BBC TV got excited about all this and wanted me live on air at one of its central London studios, about 20 miles from my home. This is a drive I regularly do in 35-40 minutes outside rush hours. But given that the Beeb needed me at 7.50am, I decide to be over cautious and allow myself double for the journey. It took 115 minutes! That’s nearly two hours to do a simple on-peak road trip which is normally little more than half an hour off-peak. Madness.

And the crawl was all the more infuriating because my destiny was in the hands of another. I was sitting in a BBC Mercedes taxi, being driven by one of the corporation’s highly professional drivers. He was no slouch and knew his short cuts, but highly tuned man and machine couldn’t average more than about 14 mph – despite our 6.15am start, plus the fact that between my home and the studio there are two and three-lane dual carriageways most of the way. At least there used to be. Yet the traffic didn’t look particularly heavy and we didn’t see or hear of any delaying shunts.

No, the crawl was mainly due to coned-off areas transforming countless naturally fast two-lane stretches of road into artificially slow one-lane corridors. I didn’t see a single person working behind any of those cones. Who, exactly, is responsible for deciding where these barriers should go, how long they can stay and how much traffic mayhem they’re allowed to generate? I’m reliably informed that project managers, planners, Highways Agency officers and others with fancy job titles are the people we should blame for the cone epidemic.

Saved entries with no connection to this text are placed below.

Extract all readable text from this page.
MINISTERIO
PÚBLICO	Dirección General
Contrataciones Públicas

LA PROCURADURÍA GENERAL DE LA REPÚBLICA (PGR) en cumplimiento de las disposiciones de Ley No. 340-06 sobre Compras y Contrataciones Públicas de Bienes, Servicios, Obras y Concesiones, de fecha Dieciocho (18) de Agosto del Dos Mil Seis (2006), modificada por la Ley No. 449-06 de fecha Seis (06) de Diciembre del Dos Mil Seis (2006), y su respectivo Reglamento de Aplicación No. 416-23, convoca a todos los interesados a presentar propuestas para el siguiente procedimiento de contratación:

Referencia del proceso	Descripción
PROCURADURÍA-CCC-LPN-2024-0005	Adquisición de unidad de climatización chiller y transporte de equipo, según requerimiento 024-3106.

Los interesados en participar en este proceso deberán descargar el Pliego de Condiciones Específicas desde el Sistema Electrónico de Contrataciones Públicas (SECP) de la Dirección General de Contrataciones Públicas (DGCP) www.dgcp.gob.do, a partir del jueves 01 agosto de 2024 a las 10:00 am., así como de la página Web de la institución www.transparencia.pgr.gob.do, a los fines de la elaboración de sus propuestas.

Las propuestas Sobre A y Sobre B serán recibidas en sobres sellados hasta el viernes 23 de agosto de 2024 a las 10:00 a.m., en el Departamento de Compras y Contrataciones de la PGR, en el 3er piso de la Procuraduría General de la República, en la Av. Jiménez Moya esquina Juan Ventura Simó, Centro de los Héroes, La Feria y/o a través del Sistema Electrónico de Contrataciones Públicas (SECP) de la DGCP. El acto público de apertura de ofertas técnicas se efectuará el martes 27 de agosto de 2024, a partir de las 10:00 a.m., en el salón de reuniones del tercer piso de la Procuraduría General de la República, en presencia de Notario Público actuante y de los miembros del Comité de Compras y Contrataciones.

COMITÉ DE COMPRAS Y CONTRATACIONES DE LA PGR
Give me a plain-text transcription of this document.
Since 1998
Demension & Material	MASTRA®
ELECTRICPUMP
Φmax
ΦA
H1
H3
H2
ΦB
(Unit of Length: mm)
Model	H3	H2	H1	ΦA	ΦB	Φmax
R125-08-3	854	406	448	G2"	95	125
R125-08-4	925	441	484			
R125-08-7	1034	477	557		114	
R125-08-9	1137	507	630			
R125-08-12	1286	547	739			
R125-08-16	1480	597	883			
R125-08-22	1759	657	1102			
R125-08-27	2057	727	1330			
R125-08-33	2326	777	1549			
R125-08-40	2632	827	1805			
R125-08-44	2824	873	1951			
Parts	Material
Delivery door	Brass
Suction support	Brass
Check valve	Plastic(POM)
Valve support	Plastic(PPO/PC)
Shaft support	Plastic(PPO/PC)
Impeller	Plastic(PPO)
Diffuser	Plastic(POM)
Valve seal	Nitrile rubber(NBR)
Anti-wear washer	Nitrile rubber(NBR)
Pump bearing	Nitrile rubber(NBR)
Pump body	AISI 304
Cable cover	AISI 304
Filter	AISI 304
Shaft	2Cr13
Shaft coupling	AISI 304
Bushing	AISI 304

A trusted black-cab driver friend of mine with his ear very much to the ground goes further by insisting that it’s professional saboteurs who get off on turning two or three lanes into one or, better still, none.

This theory isn’t as daft as it first sounds. There’s evidence that some
car-hating politicians, councils and state agencies have developed a habit of legally banning motorists from streets that once allowed them. And given
that this sort of discrimination is perpetrated on an official basis, the

question has to be asked: what goes on unofficially?

Next time you pass a few cones – especially a small group taking out an entire lane in an urban area – check if there’s any work going on behind them. Then ask yourself if their real purpose might be to ‘reclaim the streets.’ That’s a term which has been touted in the past, but non-car using activists now seem to be expressing it more forcibly than before in their efforts to get motorists off the road network – or at least a big chunk of it.

Never mind that drivers already pay £55billion a year in road user taxes. Never mind that Gordon Brown has taken the price of petrol and diesel to £1 a litre. Never mind that over the past 11 years, Gordon will have made nearly £500billion from us in road user taxation by the time he calls a general election.